Taking a Digital Walk Through History

Through collaboration with the Department of History and Biggio Center for the Enhancement of Teaching and Learning at Auburn University, the Caroline Marshall Draughon Center for the Arts & Humanities developed a digital walking tour of Civil War sites in Auburn, Alabama. The digital tour can be accessed through Google Maps or YouTube on a smart phone or tablet. I’d like to discuss the ways in which digital technology can be used to illuminate historic sites by expanding information in static displays, as well as the challenges of creating such projects, the replicability of the projects, and opportunities to carry out similar projects in the future.

– Maiben Beard

Name Authority in Digital Projects

I proposed a session on controlled vocabulary, but thought of a slightly different related topic: authority control of personal names. This could be merged with my other proposal or be a separate discussion? Questions to discuss include: Do you even attempt any sort of name authority control, that is, trying to have only one authorized form of the name of a particular person? Do you leave this up to your content management software? Do you maintain a spreadsheet? Do you rely on the form in your library’s online catalog and formulate other names according to the same rules?
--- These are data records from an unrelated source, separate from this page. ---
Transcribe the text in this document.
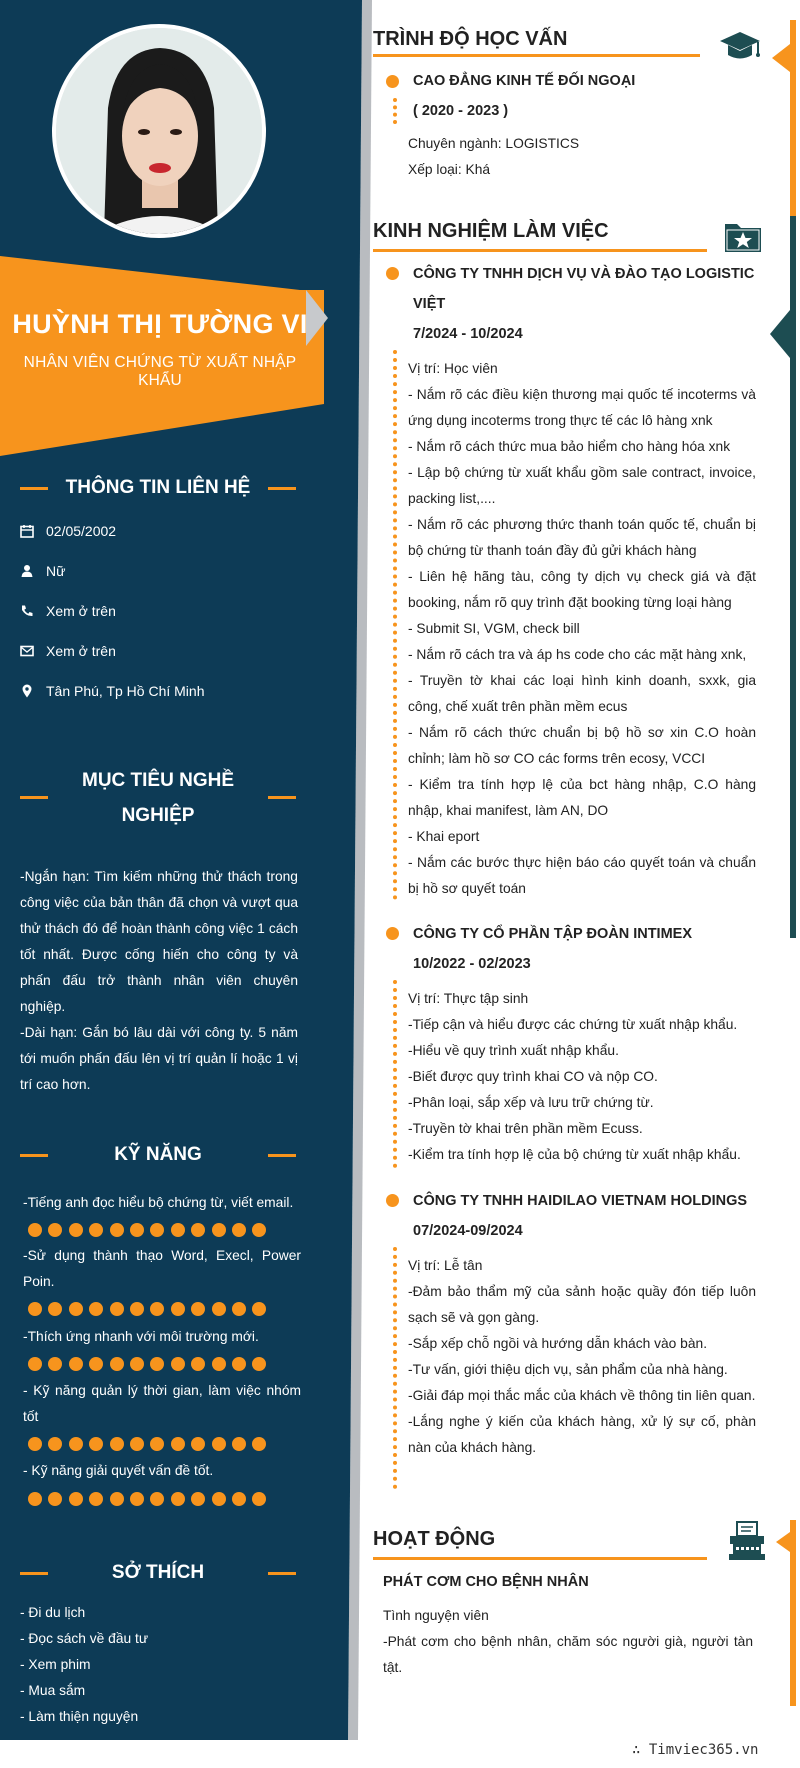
HUỲNH THỊ TƯỜNG VI
NHÂN VIÊN CHỨNG TỪ XUẤT NHẬP KHẨU
THÔNG TIN LIÊN HỆ
02/05/2002
Nữ
Xem ở trên
Xem ở trên
Tân Phú, Tp Hồ Chí Minh
MỤC TIÊU NGHỀ
NGHIỆP
-Ngắn hạn: Tìm kiếm những thử thách trong công việc của bản thân đã chọn và vượt qua thử thách đó để hoàn thành công việc 1 cách tốt nhất. Được cống hiến cho công ty và phấn đấu trở thành nhân viên chuyên nghiệp.
-Dài hạn: Gắn bó lâu dài với công ty. 5 năm tới muốn phấn đấu lên vị trí quản lí hoặc 1 vị trí cao hơn.
KỸ NĂNG
-Tiếng anh đọc hiểu bộ chứng từ, viết email.
-Sử dụng thành thạo Word, Execl, Power Poin.
-Thích ứng nhanh với môi trường mới.
- Kỹ năng quản lý thời gian, làm việc nhóm tốt
- Kỹ năng giải quyết vấn đề tốt.
SỞ THÍCH
- Đi du lịch
- Đọc sách về đầu tư
- Xem phim
- Mua sắm
- Làm thiện nguyện
TRÌNH ĐỘ HỌC VẤN
CAO ĐẲNG KINH TẾ ĐỐI NGOẠI
( 2020 - 2023 )
Chuyên ngành: LOGISTICS
Xếp loại: Khá
KINH NGHIỆM LÀM VIỆC
CÔNG TY TNHH DỊCH VỤ VÀ ĐÀO TẠO LOGISTIC
VIỆT
7/2024 - 10/2024
Vị trí: Học viên
- Nắm rõ các điều kiện thương mại quốc tế incoterms và ứng dụng incoterms trong thực tế các lô hàng xnk
- Nắm rõ cách thức mua bảo hiểm cho hàng hóa xnk
- Lập bộ chứng từ xuất khẩu gồm sale contract, invoice, packing list,....
- Nắm rõ các phương thức thanh toán quốc tế, chuẩn bị bộ chứng từ thanh toán đầy đủ gửi khách hàng
- Liên hệ hãng tàu, công ty dịch vụ check giá và đặt booking, nắm rõ quy trình đặt booking từng loại hàng
- Submit SI, VGM, check bill
- Nắm rõ cách tra và áp hs code cho các mặt hàng xnk,
- Truyền tờ khai các loại hình kinh doanh, sxxk, gia công, chế xuất trên phần mềm ecus
- Nắm rõ cách thức chuẩn bị bộ hồ sơ xin C.O hoàn chỉnh; làm hồ sơ CO các forms trên ecosy, VCCI
- Kiểm tra tính hợp lệ của bct hàng nhập, C.O hàng nhập, khai manifest, làm AN, DO
- Khai eport
- Nắm các bước thực hiện báo cáo quyết toán và chuẩn bị hồ sơ quyết toán
CÔNG TY CỔ PHẦN TẬP ĐOÀN INTIMEX
10/2022 - 02/2023
Vị trí: Thực tập sinh
-Tiếp cận và hiểu được các chứng từ xuất nhập khẩu.
-Hiểu về quy trình xuất nhập khẩu.
-Biết được quy trình khai CO và nộp CO.
-Phân loại, sắp xếp và lưu trữ chứng từ.
-Truyền tờ khai trên phần mềm Ecuss.
-Kiểm tra tính hợp lệ của bộ chứng từ xuất nhập khẩu.
CÔNG TY TNHH HAIDILAO VIETNAM HOLDINGS
07/2024-09/2024
Vị trí: Lễ tân
-Đảm bảo thẩm mỹ của sảnh hoặc quầy đón tiếp luôn sạch sẽ và gọn gàng.
-Sắp xếp chỗ ngồi và hướng dẫn khách vào bàn.
-Tư vấn, giới thiệu dịch vụ, sản phẩm của nhà hàng.
-Giải đáp mọi thắc mắc của khách về thông tin liên quan.
-Lắng nghe ý kiến của khách hàng, xử lý sự cố, phàn nàn của khách hàng.
HOẠT ĐỘNG
PHÁT CƠM CHO BỆNH NHÂN
Tình nguyện viên
-Phát cơm cho bệnh nhân, chăm sóc người già, người tàn tật.
∴ Timviec365.vn
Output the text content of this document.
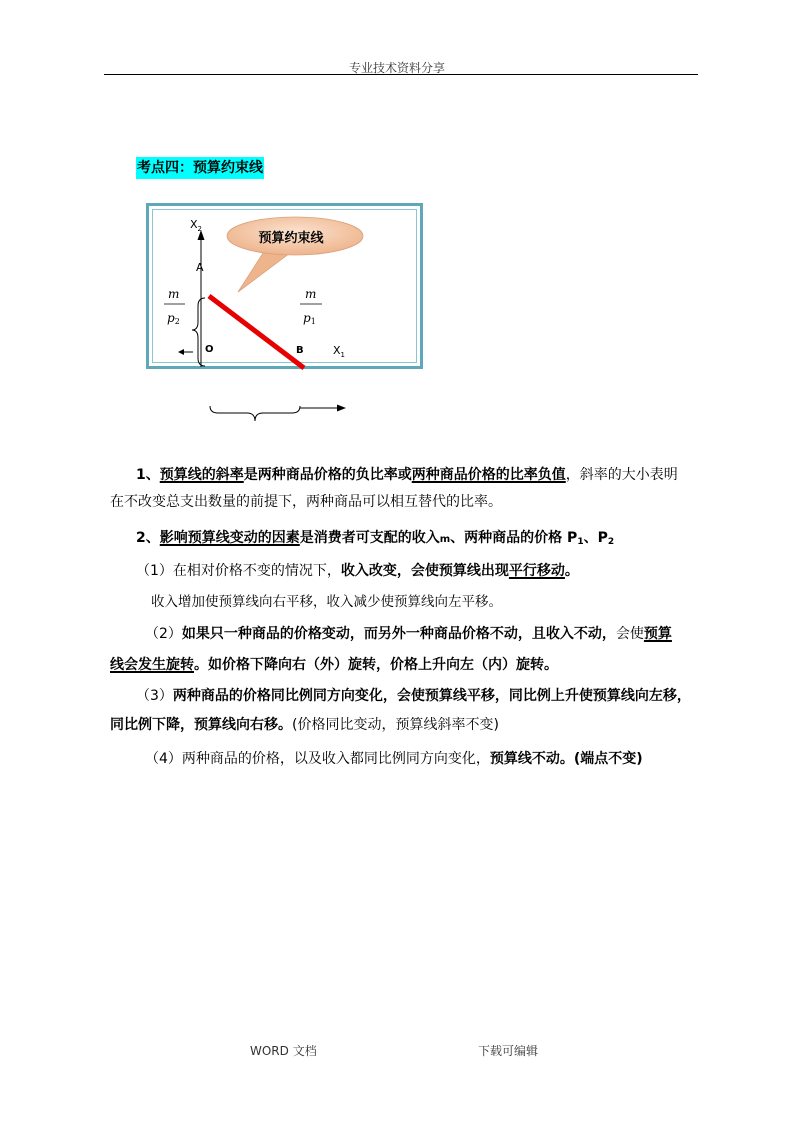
专业技术资料分享
考点四：预算约束线
预算约束线
$X_2$
A
O	B	$X_1$
m
p2
m
p1
1、预算线的斜率是两种商品价格的负比率或两种商品价格的比率负值，斜率的大小表明
在不改变总支出数量的前提下，两种商品可以相互替代的比率。
2、影响预算线变动的因素是消费者可支配的收入m、两种商品的价格 $P_1$、$P_2$
（1）在相对价格不变的情况下，收入改变，会使预算线出现平行移动。
收入增加使预算线向右平移，收入减少使预算线向左平移。
（2）如果只一种商品的价格变动，而另外一种商品价格不动，且收入不动，会使预算
线会发生旋转。如价格下降向右（外）旋转，价格上升向左（内）旋转。
（3）两种商品的价格同比例同方向变化，会使预算线平移，同比例上升使预算线向左移，
同比例下降，预算线向右移。(价格同比变动，预算线斜率不变)
（4）两种商品的价格，以及收入都同比例同方向变化，预算线不动。(端点不变)
WORD 文档	下载可编辑
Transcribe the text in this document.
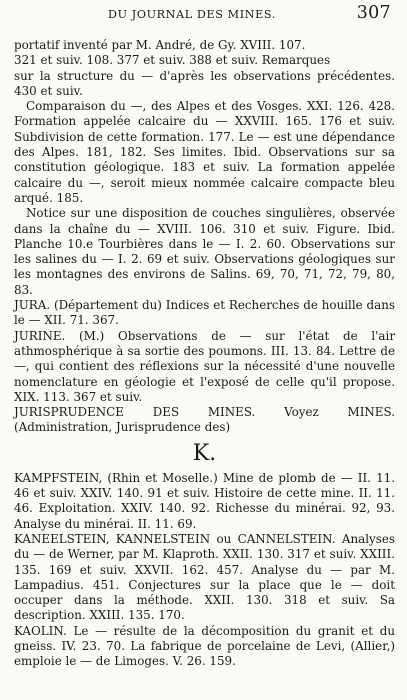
DU JOURNAL DES MINES.	307

portatif inventé par M. André, de Gy. XVIII. 107.

321 et suiv. 108. 377 et suiv. 388 et suiv. Remarques

sur la structure du — d'après les observations précédentes. 430 et suiv.

Comparaison du —, des Alpes et des Vosges. XXI. 126. 428. Formation appelée calcaire du — XXVIII. 165. 176 et suiv. Subdivision de cette formation. 177. Le — est une dépendance des Alpes. 181, 182. Ses limites. Ibid. Observations sur sa constitution géologique. 183 et suiv. La formation appelée calcaire du —, seroit mieux nommée calcaire compacte bleu arqué. 185.

Notice sur une disposition de couches singulières, observée dans la chaîne du — XVIII. 106. 310 et suiv. Figure. Ibid. Planche 10.e Tourbières dans le — I. 2. 60. Observations sur les salines du — I. 2. 69 et suiv. Observations géologiques sur les montagnes des environs de Salins. 69, 70, 71, 72, 79, 80, 83.

JURA. (Département du) Indices et Recherches de houille dans le — XII. 71. 367.

JURINE. (M.) Observations de — sur l'état de l'air athmosphérique à sa sortie des poumons. III. 13. 84. Lettre de —, qui contient des réflexions sur la nécessité d'une nouvelle nomenclature en géologie et l'exposé de celle qu'il propose. XIX. 113. 367 et suiv.

JURISPRUDENCE DES MINES. Voyez MINES. (Administration, Jurisprudence des)

K.

KAMPFSTEIN, (Rhin et Moselle.) Mine de plomb de — II. 11. 46 et suiv. XXIV. 140. 91 et suiv. Histoire de cette mine. II. 11. 46. Exploitation. XXIV. 140. 92. Richesse du minérai. 92, 93. Analyse du minérai. II. 11. 69.

KANEELSTEIN, KANNELSTEIN ou CANNELSTEIN. Analyses du — de Werner, par M. Klaproth. XXII. 130. 317 et suiv. XXIII. 135. 169 et suiv. XXVII. 162. 457. Analyse du — par M. Lampadius. 451. Conjectures sur la place que le — doit occuper dans la méthode. XXII. 130. 318 et suiv. Sa description. XXIII. 135. 170.

KAOLIN. Le — résulte de la décomposition du granit et du gneiss. IV. 23. 70. La fabrique de porcelaine de Levi, (Allier,) emploie le — de Limoges. V. 26. 159.
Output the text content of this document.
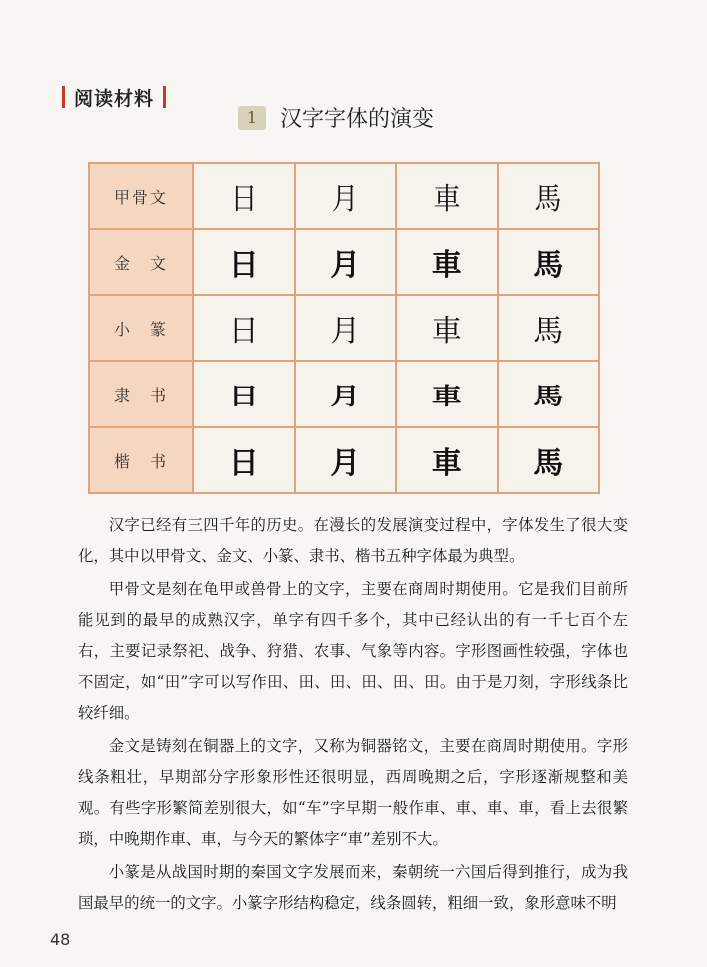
阅读材料
1	汉字字体的演变
甲骨文	日	月	車	馬
金　文	日	月	車	馬
小　篆	日	月	車	馬
隶　书	日	月	車	馬
楷　书	日	月	車	馬

汉字已经有三四千年的历史。在漫长的发展演变过程中，字体发生了很大变化，其中以甲骨文、金文、小篆、隶书、楷书五种字体最为典型。

甲骨文是刻在龟甲或兽骨上的文字，主要在商周时期使用。它是我们目前所能见到的最早的成熟汉字，单字有四千多个，其中已经认出的有一千七百个左右，主要记录祭祀、战争、狩猎、农事、气象等内容。字形图画性较强，字体也不固定，如“田”字可以写作田、田、田、田、田、田。由于是刀刻，字形线条比较纤细。

金文是铸刻在铜器上的文字，又称为铜器铭文，主要在商周时期使用。字形线条粗壮，早期部分字形象形性还很明显，西周晚期之后，字形逐渐规整和美观。有些字形繁简差别很大，如“车”字早期一般作車、車、車、車，看上去很繁琐，中晚期作車、車，与今天的繁体字“車”差别不大。

小篆是从战国时期的秦国文字发展而来，秦朝统一六国后得到推行，成为我国最早的统一的文字。小篆字形结构稳定，线条圆转，粗细一致，象形意味不明

48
Do you use some other recognized system for establishing names? Would having a shared database of authorized names for Alabama persons be a good idea? How would we set it up?

– Dana Caudle

Linked Data Between Encyclopedia of Alabama and Alabama Mosaic

The folks at the Encyclopedia of Alabama work hard to link it out to Alabama Mosaic. I think they do a lot of this linking manually. Can we link out from within the Alabama Mosaic VuFind index to specific parts of the Encyclopedia of Alabama? Could we use linked data or something similar to automatically generate these links both ways? Do we even have software that can do this or would we have to write code?

– Dana Caudle

Best Practices for Alabama Mosaic

This would be along the lines of a “talk/make” session to talk about metadata best practices for Alabama Mosaic. Alabama Mosaic harvests from a wide variety of institutions in the state. It is only as good for discovery as the metadata from each institution which is harvested into the VuFind index. Could we make it better by agreeing on best practices for metadata creation? There are guidelines for creating metadata for digital collections as part of Alabama Mosaic, but are they sufficient to serve as best practices we can all agree on? What would you like to see as best practices for metadata that will be harvested into Alabama Mosaic? Do we even need best practices?